According to The Guardian, citing plans presented to the police leadership, before regular officers get handguns they are to have two weeks’ training. Over this period constables are supposed to learn how to handle weapons as well as some basic technics. They will also be required to complete two days’ annual practice to refresh their qualifications. The armed officers are supposed to respond to possible terror threats when more experienced teams are unable to promptly manage an emergency.

READ MORE: Europe's 'Huge Black Market' of Fake Passports Raises Terror Threat in Britain

The discussion has reportedly been ongoing since 2017 following terror attacks including rampages in London’s Westminster and Manchester. Prior to this outburst, former Prime Minister David Cameron assigned extra-funding to counter terror in the UK in response to the 2015 Paris attacks. The number of counterterrorism specialist firearms officers (CTSFOs) has been boosted along with other measures, but security services still lack 100 personnel to reach the government’s target. The number of armed response vehicles (ARVs), which let officers equipped with semi-automatic rifles, handguns, Tasers and other weapons patrol the areas round-the-clock, has been also increased by 25 percent in England and Wales.

However, Chesterman said, cited by The Independent, that although ARVs can respond within 10 minutes in urban areas, more remote sites are hardly covered. But he says that only a small number of police forces consider the possibility of handing beat officers guns.

“The position of police chiefs nationally is that we value the unarmed nature of British policing, policing by consent, and want to continue it,” he says.

Now about 10 percent of British policemen carry firearms round 90 percent, according to The Independent. The poll by the Police Federation showed that only a third of staff supported routine arming.

Opposed to this stance, commentators on Twitter seem to like the idea.

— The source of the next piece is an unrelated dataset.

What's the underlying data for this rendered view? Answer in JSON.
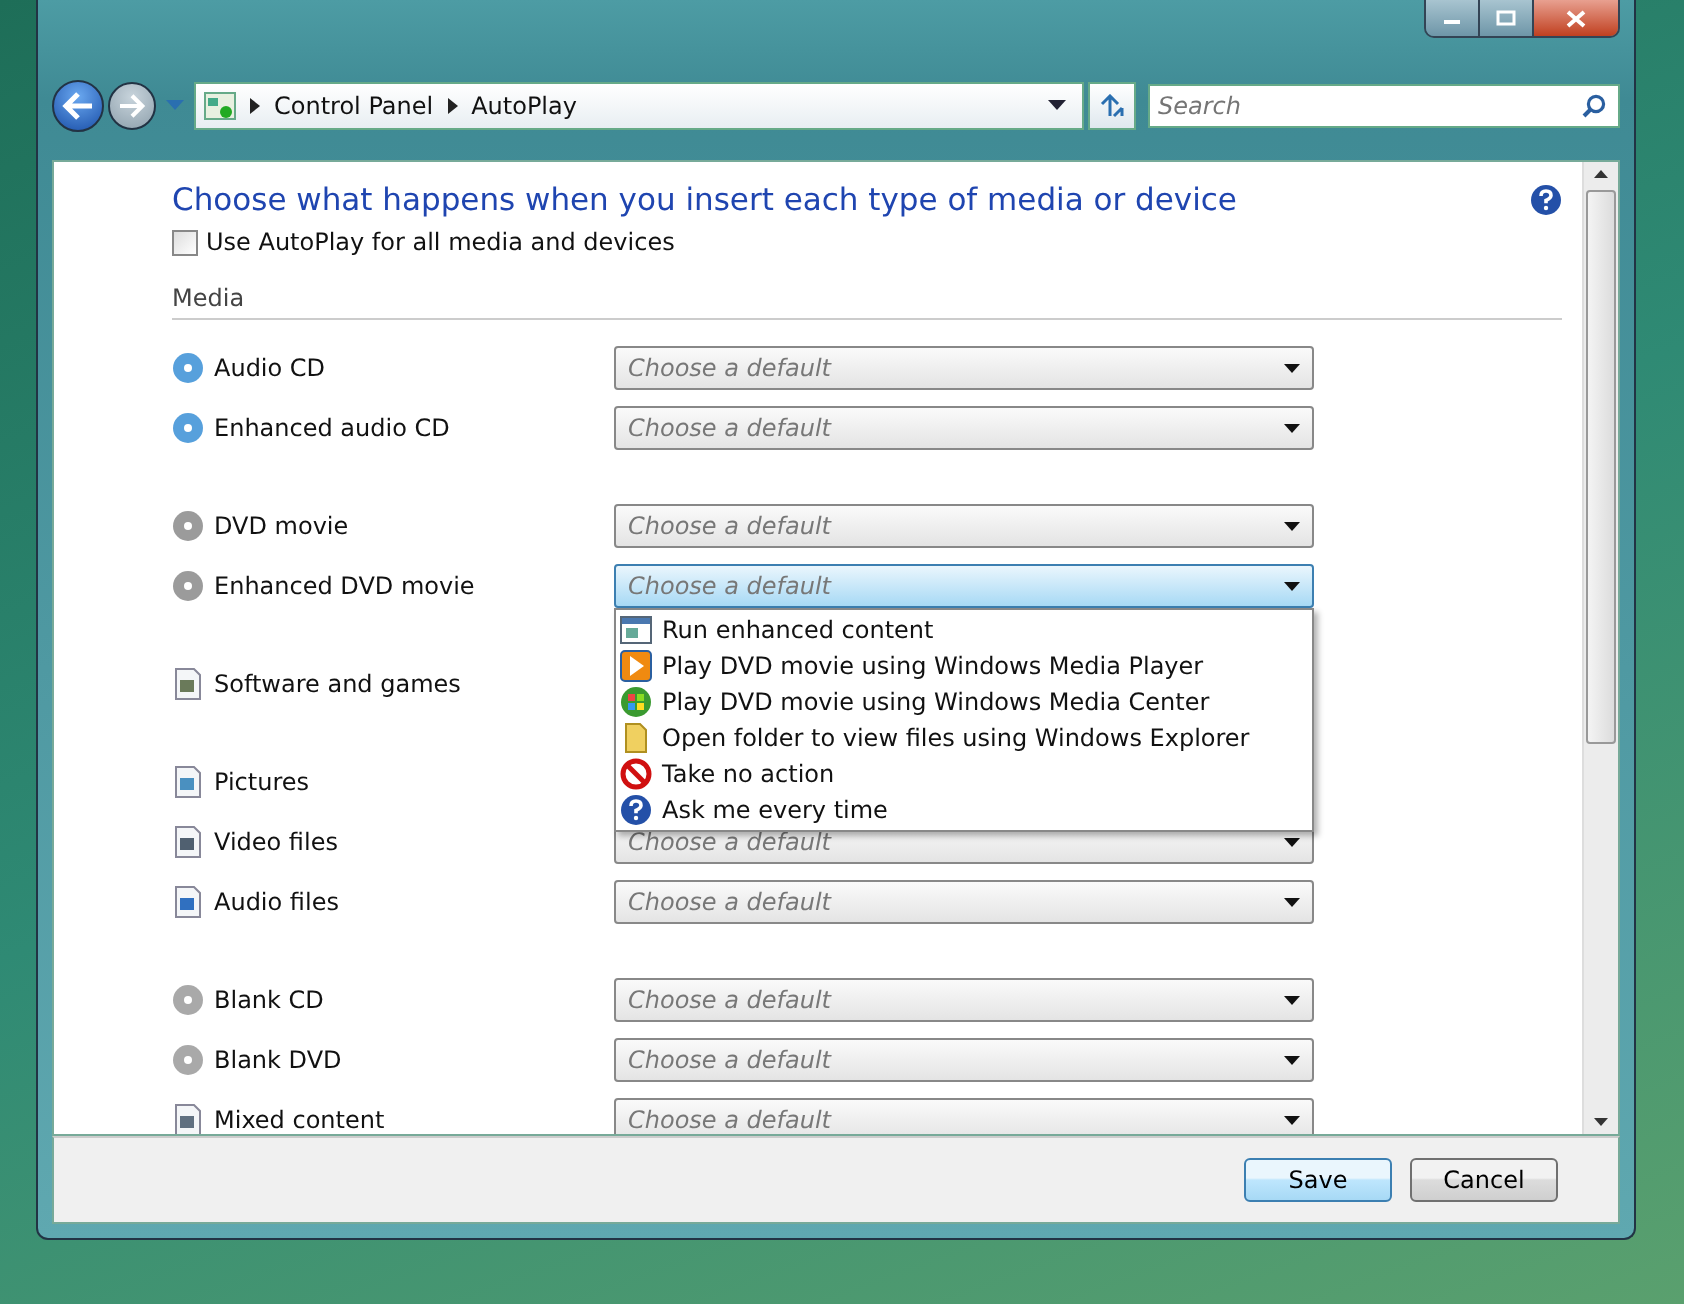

​Voices against the move are also heard.

Wave of Terror in UK

In 2017 the UK suffered five deadly attacks. In March 2017, a man drove into pedestrians on Westminster Bridge in London and attempted to enter the Westminster Palace grounds; in May, an explosion went off at the Manchester Arena at the end of a concert by US singer Ariana Grande.

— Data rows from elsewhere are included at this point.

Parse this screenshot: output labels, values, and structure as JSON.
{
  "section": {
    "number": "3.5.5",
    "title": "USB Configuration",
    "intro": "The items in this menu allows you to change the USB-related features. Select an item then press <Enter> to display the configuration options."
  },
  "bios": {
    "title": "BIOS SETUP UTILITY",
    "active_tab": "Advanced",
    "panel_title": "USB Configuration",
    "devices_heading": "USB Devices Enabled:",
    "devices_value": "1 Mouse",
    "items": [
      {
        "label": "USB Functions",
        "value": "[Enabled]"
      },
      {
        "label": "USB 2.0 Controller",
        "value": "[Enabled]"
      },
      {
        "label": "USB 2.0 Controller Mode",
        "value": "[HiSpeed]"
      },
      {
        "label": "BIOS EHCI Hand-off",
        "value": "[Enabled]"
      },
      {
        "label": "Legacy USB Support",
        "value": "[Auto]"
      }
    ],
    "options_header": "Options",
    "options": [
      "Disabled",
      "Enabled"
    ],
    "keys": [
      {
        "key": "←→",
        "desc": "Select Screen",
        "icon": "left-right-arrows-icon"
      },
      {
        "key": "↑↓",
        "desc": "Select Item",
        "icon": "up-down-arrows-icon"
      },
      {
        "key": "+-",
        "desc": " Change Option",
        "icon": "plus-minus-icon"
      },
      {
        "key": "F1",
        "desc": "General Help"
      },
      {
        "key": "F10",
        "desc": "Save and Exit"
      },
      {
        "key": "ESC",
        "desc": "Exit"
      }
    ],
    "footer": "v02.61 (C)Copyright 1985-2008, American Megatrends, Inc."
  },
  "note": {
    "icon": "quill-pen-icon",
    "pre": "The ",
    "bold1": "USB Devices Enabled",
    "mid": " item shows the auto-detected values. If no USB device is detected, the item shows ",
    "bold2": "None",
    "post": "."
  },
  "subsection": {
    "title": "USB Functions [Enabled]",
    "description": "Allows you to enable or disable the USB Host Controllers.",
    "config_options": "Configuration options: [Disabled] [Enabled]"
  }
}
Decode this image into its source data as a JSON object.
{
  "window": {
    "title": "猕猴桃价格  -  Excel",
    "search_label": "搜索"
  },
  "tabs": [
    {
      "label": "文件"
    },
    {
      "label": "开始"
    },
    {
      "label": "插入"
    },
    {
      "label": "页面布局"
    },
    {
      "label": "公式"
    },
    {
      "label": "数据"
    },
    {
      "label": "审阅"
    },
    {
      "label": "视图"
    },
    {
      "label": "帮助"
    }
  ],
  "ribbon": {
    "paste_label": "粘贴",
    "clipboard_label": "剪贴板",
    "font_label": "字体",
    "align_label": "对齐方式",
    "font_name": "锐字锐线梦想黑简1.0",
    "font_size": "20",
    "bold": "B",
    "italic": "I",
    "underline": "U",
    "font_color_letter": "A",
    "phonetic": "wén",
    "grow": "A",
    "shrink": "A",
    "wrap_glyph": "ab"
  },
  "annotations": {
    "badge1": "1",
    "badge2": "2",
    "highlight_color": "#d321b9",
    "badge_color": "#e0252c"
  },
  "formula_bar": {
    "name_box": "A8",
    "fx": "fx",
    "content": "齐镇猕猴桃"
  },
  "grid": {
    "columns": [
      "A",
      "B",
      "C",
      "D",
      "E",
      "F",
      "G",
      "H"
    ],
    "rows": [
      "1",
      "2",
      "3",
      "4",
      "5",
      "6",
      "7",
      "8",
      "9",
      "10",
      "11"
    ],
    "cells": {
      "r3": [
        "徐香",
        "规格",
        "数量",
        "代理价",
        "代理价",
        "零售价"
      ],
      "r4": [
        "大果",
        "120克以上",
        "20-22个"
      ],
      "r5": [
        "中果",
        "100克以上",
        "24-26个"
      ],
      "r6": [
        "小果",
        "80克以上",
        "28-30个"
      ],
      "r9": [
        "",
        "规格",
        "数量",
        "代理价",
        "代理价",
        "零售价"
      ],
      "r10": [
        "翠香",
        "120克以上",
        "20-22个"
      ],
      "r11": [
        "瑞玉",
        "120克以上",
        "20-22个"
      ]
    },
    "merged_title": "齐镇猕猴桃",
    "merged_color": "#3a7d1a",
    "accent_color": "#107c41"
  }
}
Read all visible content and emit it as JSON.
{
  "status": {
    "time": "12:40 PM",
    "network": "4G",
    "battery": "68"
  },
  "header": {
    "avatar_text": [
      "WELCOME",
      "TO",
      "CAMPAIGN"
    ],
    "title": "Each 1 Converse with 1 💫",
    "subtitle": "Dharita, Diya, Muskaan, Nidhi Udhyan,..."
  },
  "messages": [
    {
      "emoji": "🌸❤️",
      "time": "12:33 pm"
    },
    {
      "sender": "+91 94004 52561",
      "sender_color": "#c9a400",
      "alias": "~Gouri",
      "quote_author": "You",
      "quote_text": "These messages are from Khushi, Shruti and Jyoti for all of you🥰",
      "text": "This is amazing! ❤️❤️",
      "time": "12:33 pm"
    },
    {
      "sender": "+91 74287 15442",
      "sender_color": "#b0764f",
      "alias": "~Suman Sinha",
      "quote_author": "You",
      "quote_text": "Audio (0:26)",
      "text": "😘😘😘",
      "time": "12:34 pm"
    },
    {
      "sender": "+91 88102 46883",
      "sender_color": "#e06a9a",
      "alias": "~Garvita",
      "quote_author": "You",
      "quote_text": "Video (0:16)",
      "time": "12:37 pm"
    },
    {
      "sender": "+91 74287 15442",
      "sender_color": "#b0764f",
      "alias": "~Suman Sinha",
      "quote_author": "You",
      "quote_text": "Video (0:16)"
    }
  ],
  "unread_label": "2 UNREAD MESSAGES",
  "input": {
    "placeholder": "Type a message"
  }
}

Two other attacks took place in London in June, both of them involving vehicles that rammed into passers-by. In September, a bomb exploded in a London tube train. The explosion had occurred at the Parsons Green tube station leaving dozens injured.

On May 14, the head of the UK Security Service (MI5), Andrew Parker, said that 12 Islamist terror plots had been thwarted in the United Kingdom in the last 12 months.